Lithuania, the European Union’s fastest-growing fintech hub, is seeing an “evolutionary” shift away from traditional banks with surging transactions for e-money and payment companies.
The Baltic country, whose financial industry is dominated by Nordic lenders like SEB Bankas AB and Swedbank AB, joined the global push to shakeup traditional banking four years ago by offering simplified, fast licensing covering all 27 EU members.
The initiative has taken off: Lithuania ranks fourth in the world for fintech ecosystems. Outgoing Central bank Governor Vitas Vasiliauskas said fintech transactions gained a larger share last year, though he acknowledges money-laundering risks after scandals in neighboring Latvia and Estonia involving illicit cash from the former Soviet Union.
“The ecosystem for fintech is there, which means we can expect some changes in competition for financial services,” Vasiliauskas, who also sits on the European Central Bank’s Governing Council, said this week in an interview. “We need additional time for bigger changes because fintechs have to grow stronger. But in the field of payments, from year to year, we see an evolutionary decreasing role of the banking sector and an increase for fintechs.”
Some of the growth is due to the pandemic prompting people to do more of their shopping online — a trend that’s also helped Lithuania’s logistics sector and buttressed the economy.
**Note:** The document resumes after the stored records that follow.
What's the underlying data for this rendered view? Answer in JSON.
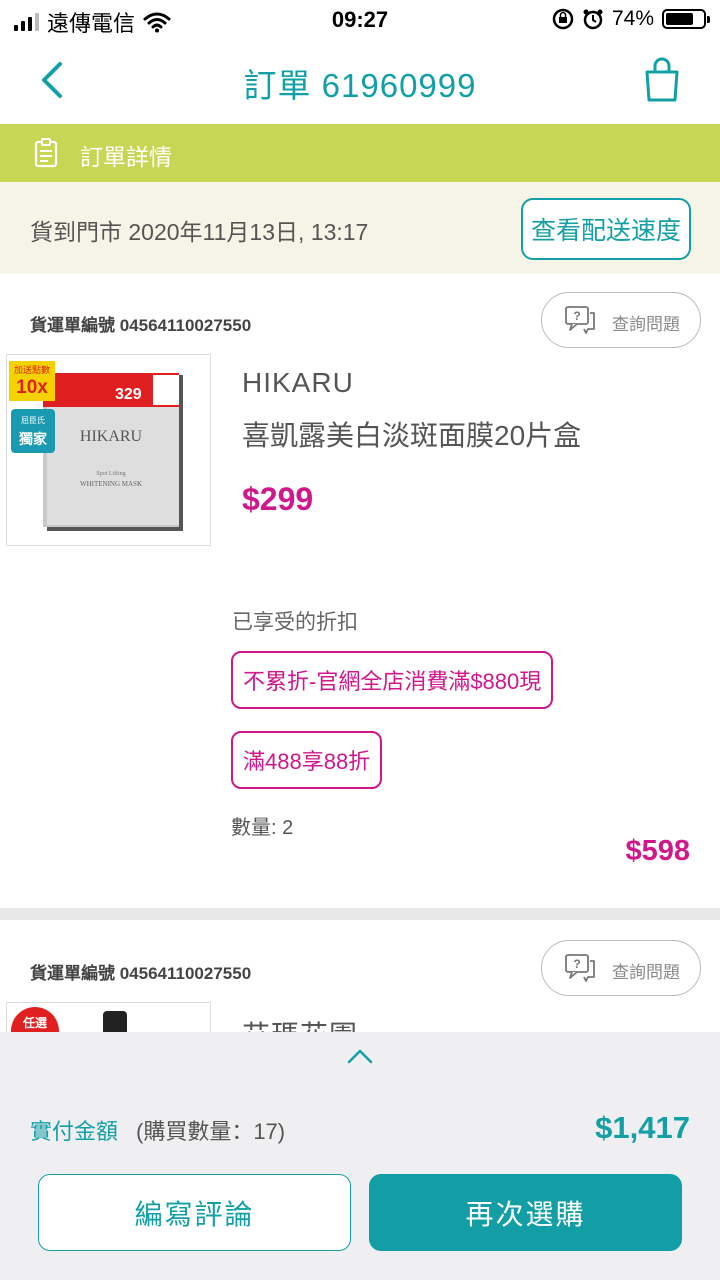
{
  "status_bar": {
    "carrier": "遠傳電信",
    "time": "09:27",
    "battery": "74%",
    "battery_level": 0.74
  },
  "header": {
    "title": "訂單 61960999",
    "back_icon": "chevron-left-icon",
    "bag_icon": "shopping-bag-icon"
  },
  "section": {
    "label": "訂單詳情",
    "icon": "clipboard-icon"
  },
  "delivery": {
    "text": "貨到門市 2020年11月13日, 13:17",
    "track_button": "查看配送速度"
  },
  "items": [
    {
      "shipment_label": "貨運單編號 04564110027550",
      "ask_button": "查詢問題",
      "image_badges": {
        "top_left": "加送點數",
        "multiplier": "10x",
        "exclusive_small": "屈臣氏",
        "exclusive": "獨家",
        "promo": "329",
        "brand": "HIKARU",
        "line1": "Spot Lifting",
        "line2": "WHITENING MASK"
      },
      "brand": "HIKARU",
      "name": "喜凱露美白淡斑面膜20片盒",
      "price": "$299",
      "discount_title": "已享受的折扣",
      "discounts": [
        "不累折-官網全店消費滿$880現",
        "滿488享88折"
      ],
      "quantity": "數量: 2",
      "total": "$598"
    },
    {
      "shipment_label": "貨運單編號 04564110027550",
      "ask_button": "查詢問題",
      "image_badge": "任選",
      "brand": "艾瑪花園"
    }
  ],
  "summary": {
    "paid_label": "實付金額",
    "count": "(購買數量：17)",
    "total": "$1,417",
    "review_button": "編寫評論",
    "rebuy_button": "再次選購"
  },
  "colors": {
    "teal": "#12a0a6",
    "magenta": "#d0178c",
    "lime": "#c9d655"
  }
}
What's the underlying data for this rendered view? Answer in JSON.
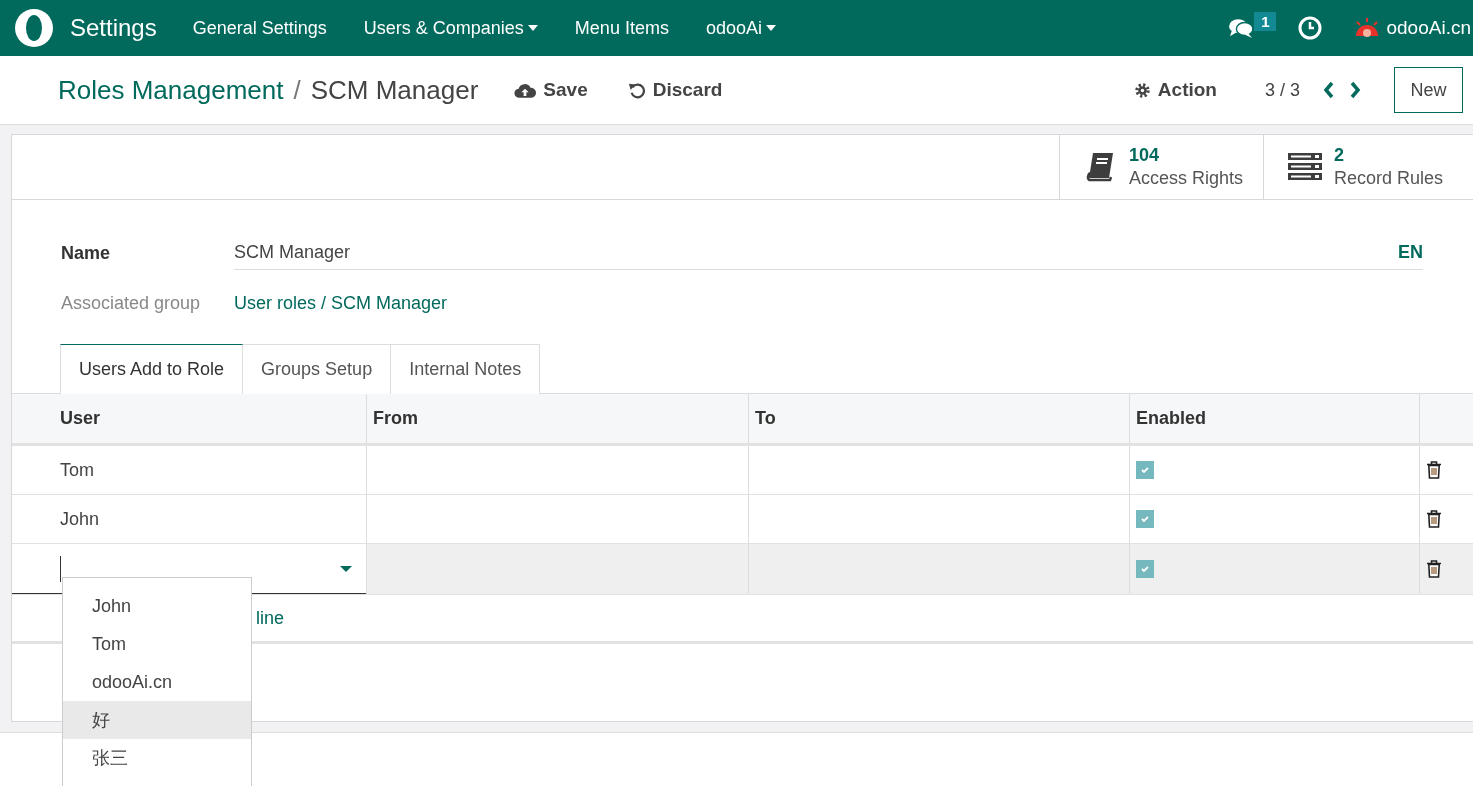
{
  "navbar": {
    "app": "Settings",
    "menus": [
      {
        "label": "General Settings",
        "dropdown": false
      },
      {
        "label": "Users & Companies",
        "dropdown": true
      },
      {
        "label": "Menu Items",
        "dropdown": false
      },
      {
        "label": "odooAi",
        "dropdown": true
      }
    ],
    "messages_count": "1",
    "user": "odooAi.cn"
  },
  "breadcrumb": {
    "parent": "Roles Management",
    "separator": "/",
    "current": "SCM Manager"
  },
  "actions": {
    "save": "Save",
    "discard": "Discard",
    "action": "Action",
    "pager": "3 / 3",
    "new": "New"
  },
  "stat_buttons": [
    {
      "kind": "book",
      "count": "104",
      "label": "Access Rights"
    },
    {
      "kind": "server",
      "count": "2",
      "label": "Record Rules"
    }
  ],
  "fields": {
    "name_label": "Name",
    "name_value": "SCM Manager",
    "lang": "EN",
    "group_label": "Associated group",
    "group_value": "User roles / SCM Manager"
  },
  "tabs": [
    {
      "label": "Users Add to Role",
      "selected": true
    },
    {
      "label": "Groups Setup",
      "selected": false
    },
    {
      "label": "Internal Notes",
      "selected": false
    }
  ],
  "table": {
    "columns": [
      "User",
      "From",
      "To",
      "Enabled"
    ],
    "rows": [
      {
        "user": "Tom",
        "enabled": true,
        "editing": false
      },
      {
        "user": "John",
        "enabled": true,
        "editing": false
      },
      {
        "enabled": true,
        "editing": true
      }
    ]
  },
  "add_line": "line",
  "dropdown": {
    "items": [
      {
        "label": "John",
        "selected": false
      },
      {
        "label": "Tom",
        "selected": false
      },
      {
        "label": "odooAi.cn",
        "selected": false
      },
      {
        "label": "好",
        "selected": true
      },
      {
        "label": "张三",
        "selected": false
      }
    ]
  }
}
But rising volumes are also being generated by companies like Revolut Ltd, which relocated to Lithuania in the wake of Brexit.
The share of transactions administered by fintech companies rose to 27% last year from a previous 11%, according to the central bank. That’s more than tripled the total volume for payment and e-money institutions to 51 billion euros ($60 billion) in the fourth quarter. Use of cards rose during pandemic by 32% and accounted to 64% of total payment transactions.
The central bank, which provides its fintech-licensing services in English, has so far registered 132 electronic and payment companies and in 2021 expects to add newcomers more quickly than elsewhere in the EU, where the U.S. currently leads the market of fintech innovation.
Lithuania’s fintech expansion isn’t without risks. While it avoided the scandals that hammered the reputations of the other two Baltic nations, the industry creates challenges in the field of supervision, according to Vasiliauskas who steps down April 7.
“Can we avoid risks?” he said. “We can expect some mistakes but if you want to achieve something, you have to take a risk. But for the moment, I’m quite satisfied.”